A so few know about it
I just think “elections” are a thing of the past.
It cost 100 million of pretty all corporate $$$ to put Obama in the WH, now the word is the next presidential erection will cost 1 billion.
As Paul Harvey said “we don’t want people to vote” no, it doesn’t seem to matter whether we do or not. Esp after Citizens United.
Populism has become “socialism”
I really do wonder what will happen globally when the US fails
Makes me wonder what the privatized military would do if they were called off?
A friend of mine who fought in ‘Nam said he hoped the military would put a stop to their endless bloodletting and take on eh politicians.

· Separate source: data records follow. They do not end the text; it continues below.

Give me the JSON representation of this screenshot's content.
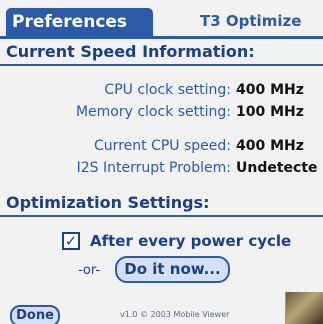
{
  "header": {
    "title": "Preferences",
    "app_name": "T3 Optimize"
  },
  "speed_info": {
    "heading": "Current Speed Information:",
    "rows": [
      {
        "label": "CPU clock setting:",
        "value": "400 MHz"
      },
      {
        "label": "Memory clock setting:",
        "value": "100 MHz"
      },
      {
        "label": "Current CPU speed:",
        "value": "400 MHz"
      },
      {
        "label": "I2S Interrupt Problem:",
        "value": "Undetecte"
      }
    ]
  },
  "optimization": {
    "heading": "Optimization Settings:",
    "checkbox_label": "After every power cycle",
    "checkbox_checked": true,
    "checkbox_glyph": "✓",
    "or_text": "-or-",
    "do_it_button": "Do it now..."
  },
  "footer": {
    "done_button": "Done",
    "version": "v1.0 © 2003 Mobile Viewer"
  }
}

Very strange for a guy who feels the military betrayed him and everyone in ‘Nam.
I told him it doesn’t seem the military has much respect for “civilians” and that we’d probably see a coup.
Same thing happened in Rome when all the weapons were given top mercenaries. they thought “why should WE run the show?” So, they sacked the place.

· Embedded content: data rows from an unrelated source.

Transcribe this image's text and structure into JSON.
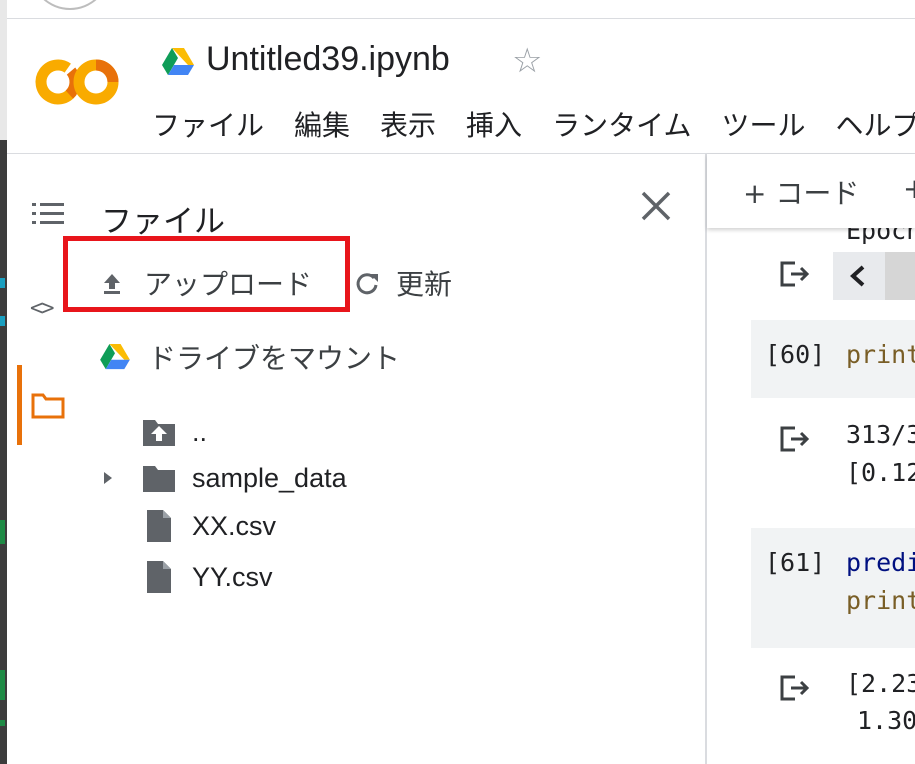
{
  "header": {
    "notebook_title": "Untitled39.ipynb",
    "menu": [
      "ファイル",
      "編集",
      "表示",
      "挿入",
      "ランタイム",
      "ツール",
      "ヘルプ"
    ]
  },
  "file_panel": {
    "title": "ファイル",
    "upload_label": "アップロード",
    "refresh_label": "更新",
    "mount_label": "ドライブをマウント",
    "tree": [
      {
        "label": "..",
        "icon": "parent-folder-icon"
      },
      {
        "label": "sample_data",
        "icon": "folder-icon"
      },
      {
        "label": "XX.csv",
        "icon": "file-icon"
      },
      {
        "label": "YY.csv",
        "icon": "file-icon"
      }
    ]
  },
  "toolbar": {
    "add_code_label": "+ コード",
    "add_text_label": "+"
  },
  "notebook": {
    "cutoff_text": "Epoch",
    "cells": [
      {
        "exec_count": "[60]",
        "code": [
          "print"
        ],
        "output": [
          "313/3",
          "[0.12"
        ]
      },
      {
        "exec_count": "[61]",
        "code": [
          "predi",
          "print"
        ],
        "output": [
          "[2.23",
          "1.30"
        ]
      }
    ]
  },
  "colors": {
    "colab_orange": "#f9ab00",
    "colab_orange_dark": "#e8710a",
    "highlight_red": "#e8151b",
    "sidebar_active": "#e8710a"
  }
}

I think it’s pretty similar to what’s happening in America right now to keep these endless wars running: squeeze US for everything we’ve got and then……\
Potero, CA springs to mind
It won’t happen without a free press.
My bad above in comments . . AS Dot com should be AW Dot com, antiwar.com, Justin Raimondo’s site . . . a treasure of a site too, as is Asia Times Online dot com.

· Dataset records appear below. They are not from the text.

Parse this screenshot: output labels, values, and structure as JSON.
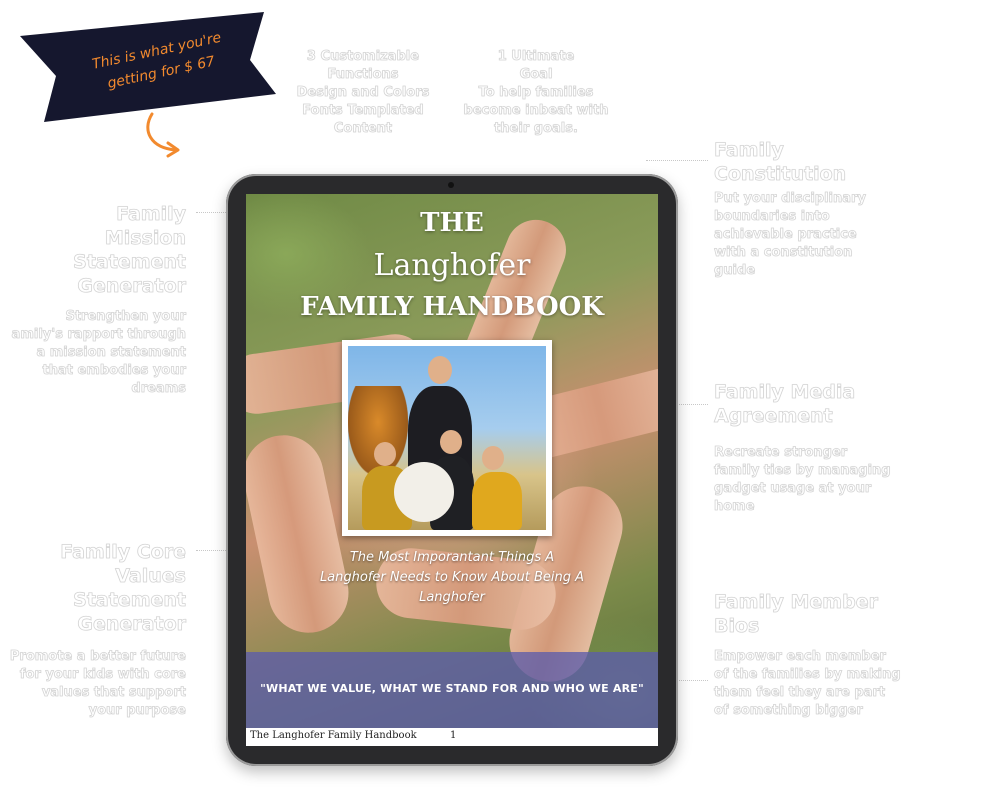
{
  "ribbon": {
    "line1": "This is what you're",
    "line2": "getting for $ 67",
    "color": "#f28a2e"
  },
  "top_features": {
    "functions": {
      "line1": "3 Customizable",
      "line2": "Functions",
      "line3": "Design and Colors",
      "line4": "Fonts Templated",
      "line5": "Content"
    },
    "goal": {
      "line1": "1 Ultimate",
      "line2": "Goal",
      "line3": "To help families",
      "line4": "become inbeat with",
      "line5": "their goals."
    }
  },
  "left_features": [
    {
      "title": [
        "Family",
        "Mission",
        "Statement",
        "Generator"
      ],
      "desc": [
        "Strengthen your",
        "amily's rapport through",
        "a mission statement",
        "that embodies your",
        "dreams"
      ]
    },
    {
      "title": [
        "Family Core",
        "Values",
        "Statement",
        "Generator"
      ],
      "desc": [
        "Promote a better future",
        "for your kids with core",
        "values that support",
        "your purpose"
      ]
    }
  ],
  "right_features": [
    {
      "title": [
        "Family",
        "Constitution"
      ],
      "desc": [
        "Put your disciplinary",
        "boundaries into",
        "achievable practice",
        "with a constitution",
        "guide"
      ]
    },
    {
      "title": [
        "Family Media",
        "Agreement"
      ],
      "desc": [
        "Recreate stronger",
        "family ties by managing",
        "gadget usage at your",
        "home"
      ]
    },
    {
      "title": [
        "Family Member",
        "Bios"
      ],
      "desc": [
        "Empower each member",
        "of the families by making",
        "them feel they are part",
        "of something bigger"
      ]
    }
  ],
  "tablet": {
    "the": "THE",
    "name": "Langhofer",
    "handbook": "FAMILY HANDBOOK",
    "subtitle": {
      "line1": "The Most Imporantant Things A",
      "line2": "Langhofer Needs to Know About Being A",
      "line3": "Langhofer"
    },
    "quote": "\"WHAT WE VALUE, WHAT WE STAND FOR AND WHO WE ARE\"",
    "footer_title": "The Langhofer Family Handbook",
    "footer_page": "1",
    "band_color": "#5c5caa"
  }
}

EG, you just missed our Book Salon with Bill Hartung, Author of Prophets of War: Lockheed Martin and the Making of the Military-Industrial Complex
I’ve gotta point out that you are projecting.
Who knows what evil lurks within the heart of men? I prefer to take Obama’s own words for how he feels about drone strikes.
They don’t call his the reign of terror for nothing:
These don’t include deaths in Pakistan. Be still his bleeding heart. He’s a liar.
Great article and wonderful comments, for the most part. bobinpacifica is on it. It’s refreshing to read like-minded individuals. Out here in the wilderness, it feels like you’re all alone. I had a bit of an argument with some typical “Liberals” here (see link below), using pretty much the same cogent analysis I’m reading in this comments section. It wasn’t met with much fanfare. In fact, many attempts were made to somehow pigeonhole me and erect strawmen in my place.
http://www.cogitamusblog.com/2011/01/even-lost-wars-make-corporations-rich-by-chris-hedges.html#comments
If you’re feeling bored, you could take the opportunity to reinforce what I already said and smack these knuckleheads who pose for the “left” around.